En 1989, Diana Vreeland décède. En coulisses, le MET cherche une nouvelle figure forte.

C’est là qu’entre en scène Anna Wintour, rédactrice en chef de Vogue US depuis 1988. On est maintenant en 1995 et Anna Wintour prend la tête du Met Gala en devenant la coprésidente de l’événement.

Dès sa première édition, elle redéfinit tout.

  1. Déjà, la guest list est entièrement repensée. Elle réunit des stars hollywoodiennes, des top models, des designers, mais aussi des sportifs, des rappeurs, des personnalités politiques et même des PDG.
  2. Ensuite, elle change la date. Le gala aura maintenant lieu tous les ans le premier lundi du mois de mai. Cela tombe pile entre les Oscars, en mars, et le Festival de Cannes, à la mi-mai. Cela permet à l’événement de rayonner sans être parasité par le cinéma.
  3. Elle invite la presse et les photographes, et elle rehausse le prix du ticket. En 2024, il est monté à 75 000 dollars.
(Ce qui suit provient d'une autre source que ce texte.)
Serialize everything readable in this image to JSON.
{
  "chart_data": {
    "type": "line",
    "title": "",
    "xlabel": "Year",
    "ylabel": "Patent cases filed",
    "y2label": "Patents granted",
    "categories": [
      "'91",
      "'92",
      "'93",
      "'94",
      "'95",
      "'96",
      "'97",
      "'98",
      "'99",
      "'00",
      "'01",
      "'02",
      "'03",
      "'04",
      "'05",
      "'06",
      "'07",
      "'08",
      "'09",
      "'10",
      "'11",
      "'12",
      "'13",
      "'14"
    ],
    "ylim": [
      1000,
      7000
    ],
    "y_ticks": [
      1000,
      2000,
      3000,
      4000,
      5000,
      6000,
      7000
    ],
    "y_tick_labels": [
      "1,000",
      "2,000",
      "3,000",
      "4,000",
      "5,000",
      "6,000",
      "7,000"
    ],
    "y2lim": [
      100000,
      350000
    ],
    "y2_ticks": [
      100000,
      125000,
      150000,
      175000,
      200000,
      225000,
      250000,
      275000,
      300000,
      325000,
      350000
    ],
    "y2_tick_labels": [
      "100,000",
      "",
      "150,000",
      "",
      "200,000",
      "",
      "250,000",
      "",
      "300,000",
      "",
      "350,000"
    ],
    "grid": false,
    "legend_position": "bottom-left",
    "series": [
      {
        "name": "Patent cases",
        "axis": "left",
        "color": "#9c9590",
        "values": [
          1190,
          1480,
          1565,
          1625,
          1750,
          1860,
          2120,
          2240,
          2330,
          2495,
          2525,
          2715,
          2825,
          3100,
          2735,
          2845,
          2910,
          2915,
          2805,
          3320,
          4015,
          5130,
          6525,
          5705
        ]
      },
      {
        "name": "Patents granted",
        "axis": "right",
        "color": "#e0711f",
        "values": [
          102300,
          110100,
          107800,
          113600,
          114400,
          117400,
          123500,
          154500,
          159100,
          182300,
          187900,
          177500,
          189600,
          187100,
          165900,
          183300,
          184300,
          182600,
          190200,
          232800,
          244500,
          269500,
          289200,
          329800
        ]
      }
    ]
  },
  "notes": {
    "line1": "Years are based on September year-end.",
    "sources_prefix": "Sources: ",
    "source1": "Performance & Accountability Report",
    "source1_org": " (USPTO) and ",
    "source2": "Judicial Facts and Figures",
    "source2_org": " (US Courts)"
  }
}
Et pour ceux qui veulent réserver une table entière, il faut payer 350 000 dollars. Son objectif : faire exploser l’aura du gala et récolter encore plus de fonds.

Il y a trois façons d’y aller :

  1. Être invité personnellement par Anna Wintour : on ne paie pas sa place.
  2. Être invité par un sponsor ou une maison de mode, Chanel, Dior, etc., qui paie pour vous et vous habille.
  3. Payer soi-même sa place… mais attention, même avec un chèque de 75 000 dollars, si Anna ne veut pas de vous, vous ne rentrez pas.

Depuis les années 2000, le tapis rouge est devenu une véritable scène de performance : l’audace et le respect du thème sont désormais la règle d’or.

Si Anna Wintour s’entoure chaque année de coprésidents célèbres pour attirer les projecteurs, elle reste la seule maîtresse à bord. Son contrôle est absolu et minutieux : de la liste des invités au plan de table, jusqu’au choix des fourchettes. Elle va même jusqu’à bannir certains ingrédients comme l’ail, l’oignon ou la ciboulette, pour épargner aux stars les soucis d’haleine ou les résidus entre les dents. En résumé, rien n’échappe à son regard.

D’un simple gala de charité à l’événement mode le plus attendu au monde, le Met Gala a su se réinventer tout en gardant sa mission d’origine : financer le Costume Institute.

Une chose est sûre : chaque premier lundi de mai, tous les regards sont tournés vers les marches du MET.